6.2             The Finance Manager explained that the Council was required to review all of its accounting policies on an annual basis to ensure it complied with the Chartered Institute of Public Finance and Accountancy (CIPFA) Code of Practice on Local Authority Accounting.  This report was usually brought to the Committee in March but the deadline for approval of the Statement of Accounts had been changed to 30 November 2020 as a result of the coronavirus pandemic.  It was noted there had been no substantial changes to the 2019/20 Code which applied to the operation of the Council, therefore no new or amended accounting requirements needed to be reflected in the Council’s accounting policies.  Officers had taken the opportunity to clarify some of the existing policies, for instance, where the Council had the intention of holding an investment for a long time, it had been reclassified as a long-term investment e.g. pooled funds which the Council intended to hold over the long-term even though the shares could be put up for sale at any time.  The Council had held pooled funds since May 2017 and in previous years had shown them as short-term assets but, having reviewed how the Council intended to use them, it was considered that it would be appropriate to reclassify them as long-term investments which required a restatement in the accounts.  The Finance Manager explained that clarification had also been provided that the Council used a statutory override applicable to financial assets which were held at fair value through profit and loss; this meant that any changes would not affect Council taxpayers.  Members were informed that, whilst COVID-19 would have a financial impact on the accounts, it did not necessarily change the accounting priorities; however, it would impact on investments and asset value which was starting to come to light.  It was noted that a new standard for accounting leases had been due to be introduced in 2020 but this had been delayed for a year to 1 April 2021 in light of COVID-19 – this would have a significant impact on next year’s accounts.
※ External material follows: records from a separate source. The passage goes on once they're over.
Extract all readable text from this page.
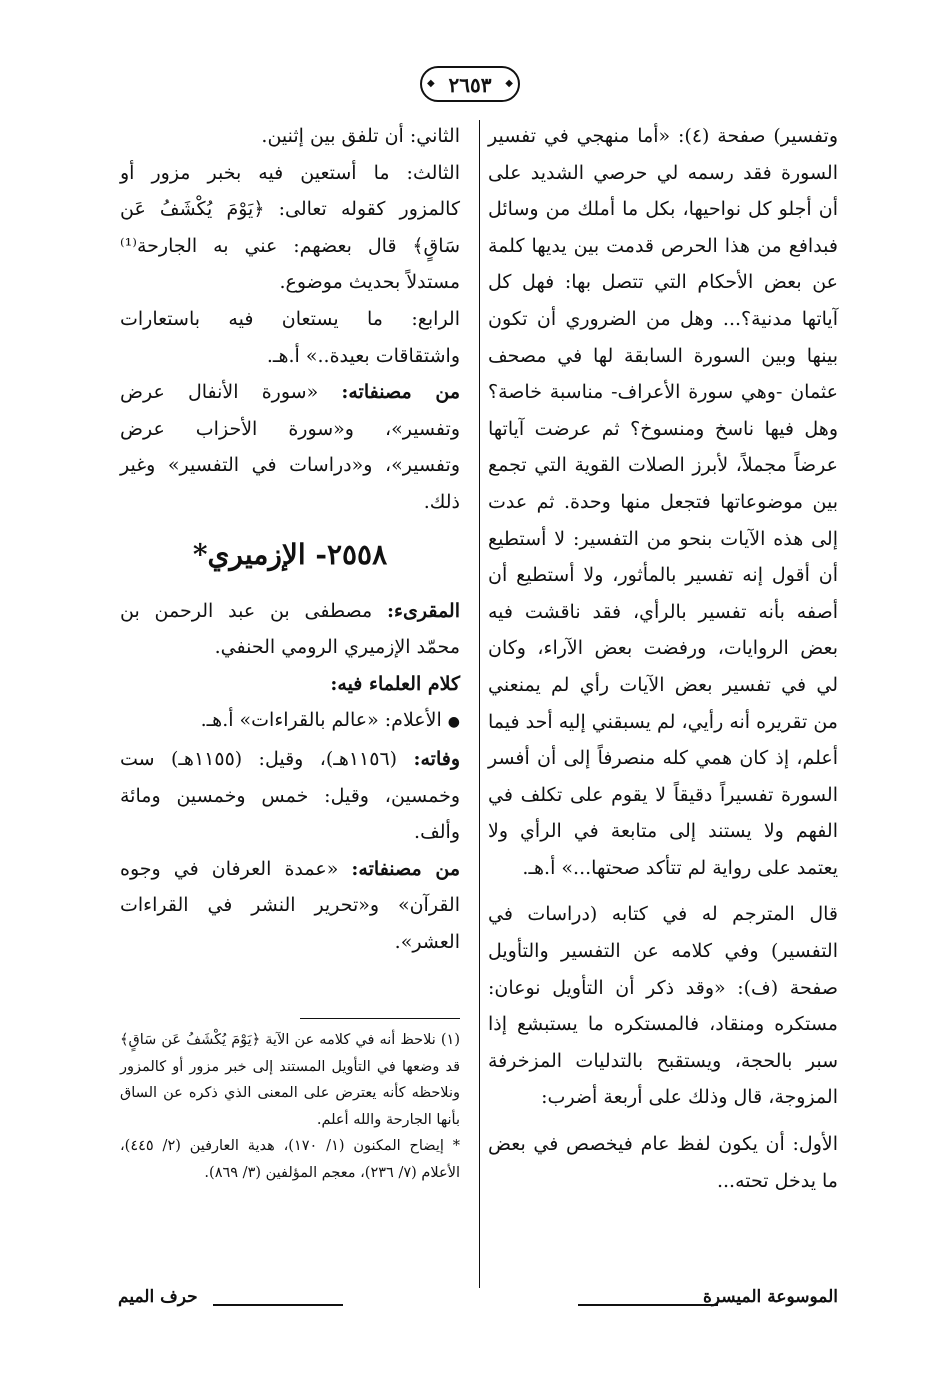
◆ ٢٦٥٣ ◆

وتفسير) صفحة (٤): «أما منهجي في تفسير السورة فقد رسمه لي حرصي الشديد على أن أجلو كل نواحيها، بكل ما أملك من وسائل فبدافع من هذا الحرص قدمت بين يديها كلمة عن بعض الأحكام التي تتصل بها: فهل كل آياتها مدنية؟... وهل من الضروري أن تكون بينها وبين السورة السابقة لها في مصحف عثمان -وهي سورة الأعراف- مناسبة خاصة؟ وهل فيها ناسخ ومنسوخ؟ ثم عرضت آياتها عرضاً مجملاً، لأبرز الصلات القوية التي تجمع بين موضوعاتها فتجعل منها وحدة. ثم عدت إلى هذه الآيات بنحو من التفسير: لا أستطيع أن أقول إنه تفسير بالمأثور، ولا أستطيع أن أصفه بأنه تفسير بالرأي، فقد ناقشت فيه بعض الروايات، ورفضت بعض الآراء، وكان لي في تفسير بعض الآيات رأي لم يمنعني من تقريره أنه رأيي، لم يسبقني إليه أحد فيما أعلم، إذ كان همي كله منصرفاً إلى أن أفسر السورة تفسيراً دقيقاً لا يقوم على تكلف في الفهم ولا يستند إلى متابعة في الرأي ولا يعتمد على رواية لم تتأكد صحتها...» أ.هـ.

قال المترجم له في كتابه (دراسات في التفسير) وفي كلامه عن التفسير والتأويل صفحة (ف): «وقد ذكر أن التأويل نوعان: مستكره ومنقاد، فالمستكره ما يستبشع إذا سبر بالحجة، ويستقبح بالتدليات المزخرفة المزوجة، قال وذلك على أربعة أضرب:

الأول: أن يكون لفظ عام فيخصص في بعض ما يدخل تحته...

الثاني: أن تلفق بين إثنين.

الثالث: ما أستعين فيه بخبر مزور أو كالمزور كقوله تعالى: ﴿يَوْمَ يُكْشَفُ عَن سَاقٍ﴾ قال بعضهم: عني به الجارحة⁽¹⁾ مستدلاً بحديث موضوع.

الرابع: ما يستعان فيه باستعارات واشتقاقات بعيدة..» أ.هـ.

من مصنفاته: «سورة الأنفال عرض وتفسير»، و«سورة الأحزاب عرض وتفسير»، و«دراسات في التفسير» وغير ذلك.

٢٥٥٨- الإزميري*

المقرىء: مصطفى بن عبد الرحمن بن محمّد الإزميري الرومي الحنفي.

كلام العلماء فيه:

● الأعلام: «عالم بالقراءات» أ.هـ.

وفاته: (١١٥٦هـ)، وقيل: (١١٥٥هـ) ست وخمسين، وقيل: خمس وخمسين ومائة وألف.

من مصنفاته: «عمدة العرفان في وجوه القرآن» و«تحرير النشر في القراءات العشر».

(١) نلاحظ أنه في كلامه عن الآية ﴿يَوْمَ يُكْشَفُ عَن سَاقٍ﴾ قد وضعها في التأويل المستند إلى خبر مزور أو كالمزور ونلاحظه كأنه يعترض على المعنى الذي ذكره عن الساق بأنها الجارحة والله أعلم.

* إيضاح المكنون (١/ ١٧٠)، هدية العارفين (٢/ ٤٤٥)، الأعلام (٧/ ٢٣٦)، معجم المؤلفين (٣/ ٨٦٩).

الموسوعة الميسرة
حرف الميم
6.3             In terms of the change regarding the reclassification of treasury investments as long-term, a Member was surprised that this policy had been adopted based on an intention to hold such investments over a longer period rather than based on the reality not least because short-term investments gathered liquidity in terms of the balance sheet.  If funds could be collected within 30 days then, objectively, the asset was a short-term one and he asked for confirmation as to the reasoning behind the decision.  In response, the Finance Manager advised that the IFRS was all about intentions and she appreciated this was very subjective which was why it was necessary to have policies in place in order to make comparisons between authorities.  The Council had taken professional advice from its treasury advisers before making the reclassification and it was noted that pooled assets could fluctuate in value but they were not being held for that purpose.  It had always been the intention to hold the pooled funds for a return and that was what the Council had done for the last three years.  In terms of liquidity, assurance was provided that the authority had options to borrow quickly and cheaply through the Public Works Loan Board so this was not really an issue.  The Member asked whether the reclassification to long term assets impacted on how income value was recognised and the Finance Manager confirmed there was no impact, it was a balance sheet classification only.  Another Member drew attention to Page No. 35 of the report and questioned why Paragraph 1.22 in relation to heritage assets was shaded grey.  The Finance Manager explained that this section was being removed as, although the Council had heritage assets - such as the sculptures at the Stonehills roundabout and Mayoral regalia - they were not material.

6.4             Having considered the information provided, it was

RESOLVED          That the accounting policies to be used in the preparation of the 2019/20 financial statements be APPROVED.